Some unusual cystic lesions of the liver (case report)

AE Guthoff ¹, MH Wehmeier ¹, C Schramm ¹, M Bester ², A Quaas ³, AW Lohse ¹

¹University Medical Center Eppendorf, Internal Medicine I, Hamburg, Germany
²University Medical Center Hamburg-Eppendorf, Department of Radiology, Hamburg, Germany
³University Medical Center Eppendorf, Department of Pathology, Hamburg, Germany

Congress Abstract

Purpose: A 70-year-old male with a history of a non-Hodgkin-lymphoma treated with radiochemotherapy 13 years ago presented himself with an asymptomatic elevation of liver enzymes.

Material and methods: Abdominal ultrasound showed multiple cystic lesions within the liver. Some of the cystic walls had an irregular and nodular appearance. On contrast ultrasound (Sonovue (Bracco), GE Logiq E9) additional multiple small areas appeared hypoechoic in the portal phase. On magnetic resonance imaging (MRI) some of the cysts featured albuminous inclusions. There were no signs of sclerosing cholangitis.

Results: Biopsies were taken from three nodular lesions during mini-laparoscopy. Histologically, cells with a convoluted nucleus staining positive for CD1a and S-100 protein on immunohistochemistry and concomitant eosinophilic granulocytes were seen.

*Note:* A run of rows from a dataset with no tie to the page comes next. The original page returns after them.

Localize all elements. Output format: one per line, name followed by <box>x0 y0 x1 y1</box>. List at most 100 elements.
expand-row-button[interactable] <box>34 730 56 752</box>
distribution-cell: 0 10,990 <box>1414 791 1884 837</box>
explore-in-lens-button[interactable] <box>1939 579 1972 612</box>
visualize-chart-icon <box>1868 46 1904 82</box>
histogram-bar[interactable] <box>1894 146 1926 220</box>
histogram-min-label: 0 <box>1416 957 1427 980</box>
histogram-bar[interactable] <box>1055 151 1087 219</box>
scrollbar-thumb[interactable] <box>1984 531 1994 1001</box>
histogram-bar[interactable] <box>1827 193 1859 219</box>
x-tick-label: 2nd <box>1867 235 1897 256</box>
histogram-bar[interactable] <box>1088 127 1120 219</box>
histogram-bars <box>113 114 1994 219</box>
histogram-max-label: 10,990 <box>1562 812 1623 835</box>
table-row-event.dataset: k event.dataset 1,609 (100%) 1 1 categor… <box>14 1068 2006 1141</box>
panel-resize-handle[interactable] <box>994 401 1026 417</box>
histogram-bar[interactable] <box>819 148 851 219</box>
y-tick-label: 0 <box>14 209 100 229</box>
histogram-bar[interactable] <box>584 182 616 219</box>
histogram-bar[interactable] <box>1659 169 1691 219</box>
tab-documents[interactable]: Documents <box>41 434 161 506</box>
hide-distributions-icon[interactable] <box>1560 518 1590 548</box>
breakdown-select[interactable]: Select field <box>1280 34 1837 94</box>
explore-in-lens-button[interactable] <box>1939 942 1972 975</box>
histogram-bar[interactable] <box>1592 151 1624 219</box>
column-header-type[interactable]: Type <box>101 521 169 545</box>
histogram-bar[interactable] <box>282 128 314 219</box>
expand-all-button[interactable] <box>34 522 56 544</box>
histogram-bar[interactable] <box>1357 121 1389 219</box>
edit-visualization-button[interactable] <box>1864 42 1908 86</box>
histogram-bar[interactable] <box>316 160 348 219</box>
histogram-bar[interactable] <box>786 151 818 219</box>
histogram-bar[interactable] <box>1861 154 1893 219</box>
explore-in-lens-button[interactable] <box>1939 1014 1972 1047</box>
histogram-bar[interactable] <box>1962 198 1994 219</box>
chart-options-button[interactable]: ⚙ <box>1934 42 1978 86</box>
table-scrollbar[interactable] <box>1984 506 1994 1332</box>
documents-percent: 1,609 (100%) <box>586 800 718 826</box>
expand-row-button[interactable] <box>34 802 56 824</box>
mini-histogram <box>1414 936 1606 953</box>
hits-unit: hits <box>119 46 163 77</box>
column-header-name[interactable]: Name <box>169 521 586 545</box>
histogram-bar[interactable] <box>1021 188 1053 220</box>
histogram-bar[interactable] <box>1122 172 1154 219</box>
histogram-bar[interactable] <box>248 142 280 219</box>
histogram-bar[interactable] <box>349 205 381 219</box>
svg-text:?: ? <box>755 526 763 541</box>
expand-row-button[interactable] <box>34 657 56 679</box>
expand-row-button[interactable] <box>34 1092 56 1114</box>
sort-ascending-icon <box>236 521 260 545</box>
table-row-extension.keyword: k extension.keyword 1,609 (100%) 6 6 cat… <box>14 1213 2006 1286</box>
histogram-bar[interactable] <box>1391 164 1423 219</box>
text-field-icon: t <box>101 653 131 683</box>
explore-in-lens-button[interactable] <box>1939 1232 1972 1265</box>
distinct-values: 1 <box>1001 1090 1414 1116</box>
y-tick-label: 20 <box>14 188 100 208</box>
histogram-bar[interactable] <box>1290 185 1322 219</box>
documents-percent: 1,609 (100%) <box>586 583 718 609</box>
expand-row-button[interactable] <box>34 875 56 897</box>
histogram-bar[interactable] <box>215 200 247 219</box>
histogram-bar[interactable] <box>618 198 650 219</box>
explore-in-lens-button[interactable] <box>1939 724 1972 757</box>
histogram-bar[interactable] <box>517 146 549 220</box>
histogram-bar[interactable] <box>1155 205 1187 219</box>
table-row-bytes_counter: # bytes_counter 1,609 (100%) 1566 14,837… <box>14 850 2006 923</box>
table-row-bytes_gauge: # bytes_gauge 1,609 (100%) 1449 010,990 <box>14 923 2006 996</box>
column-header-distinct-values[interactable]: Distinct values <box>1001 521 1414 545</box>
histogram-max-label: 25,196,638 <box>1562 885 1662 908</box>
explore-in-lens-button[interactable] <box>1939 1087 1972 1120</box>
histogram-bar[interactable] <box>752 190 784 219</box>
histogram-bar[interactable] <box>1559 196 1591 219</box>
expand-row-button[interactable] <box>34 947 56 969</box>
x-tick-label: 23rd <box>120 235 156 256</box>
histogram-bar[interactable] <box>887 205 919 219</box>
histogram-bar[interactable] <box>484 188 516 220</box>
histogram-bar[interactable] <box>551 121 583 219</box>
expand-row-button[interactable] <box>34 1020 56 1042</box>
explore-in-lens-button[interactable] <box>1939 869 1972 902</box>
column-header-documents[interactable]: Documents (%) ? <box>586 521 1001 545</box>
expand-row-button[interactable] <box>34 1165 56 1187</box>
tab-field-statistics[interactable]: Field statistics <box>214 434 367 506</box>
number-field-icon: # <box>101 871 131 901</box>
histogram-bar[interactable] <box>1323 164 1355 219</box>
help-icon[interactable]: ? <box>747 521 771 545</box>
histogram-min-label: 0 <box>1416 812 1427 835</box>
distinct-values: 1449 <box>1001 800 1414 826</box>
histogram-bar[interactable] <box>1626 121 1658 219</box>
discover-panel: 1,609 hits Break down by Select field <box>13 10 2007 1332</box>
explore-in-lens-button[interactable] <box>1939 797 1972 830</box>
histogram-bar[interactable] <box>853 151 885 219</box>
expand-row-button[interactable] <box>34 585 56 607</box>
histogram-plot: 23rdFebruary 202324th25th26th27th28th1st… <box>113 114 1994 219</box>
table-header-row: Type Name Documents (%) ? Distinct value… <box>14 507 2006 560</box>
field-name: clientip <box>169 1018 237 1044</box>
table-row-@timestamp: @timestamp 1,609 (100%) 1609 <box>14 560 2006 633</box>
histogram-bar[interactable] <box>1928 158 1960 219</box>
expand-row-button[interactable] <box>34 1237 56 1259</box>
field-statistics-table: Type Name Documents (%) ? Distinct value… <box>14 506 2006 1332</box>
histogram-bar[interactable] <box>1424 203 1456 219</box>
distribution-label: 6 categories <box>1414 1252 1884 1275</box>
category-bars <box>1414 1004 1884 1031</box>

Conclusion: The histology is characteristic for a Langerhans' cell histiocytosis (LCH). This is, exspecially in adults, a rare disease with uncertain prognosis reaching from spontaneous regression to rapid progression and death. In most cases LCH is a multiorgan disease with frequent involvement of bones, lungs, skin and lymph nodes. Singular liver involvement is rare and exists in 3 types: Infiltration of extrahepatic bile ducts, infiltration of intrahepatic bile ducts, both resulting in sclerosing cholangitis and nodular Langerhanscell tumors. These can range from minute granulomas up to several cm pseudotumorous nodules not connecting to bile ducts or portal areas. Early stages of LCH may respond to chemotherapy with vinblastin and steroids. Liver involvement in a multiorgan disease is regarded as a marker for poor prognosis.

Our patient decided to receive no treatment due to the lack of clinical symptoms and involvement of only one organ and is well 2 years after diagnosis.

Having the heterogeneity of this disease in mind, Langerhans' cell histiocytosis should be considered not only as a rare cause of secondary sclerosing cholangitis but also of liver lesions in adults.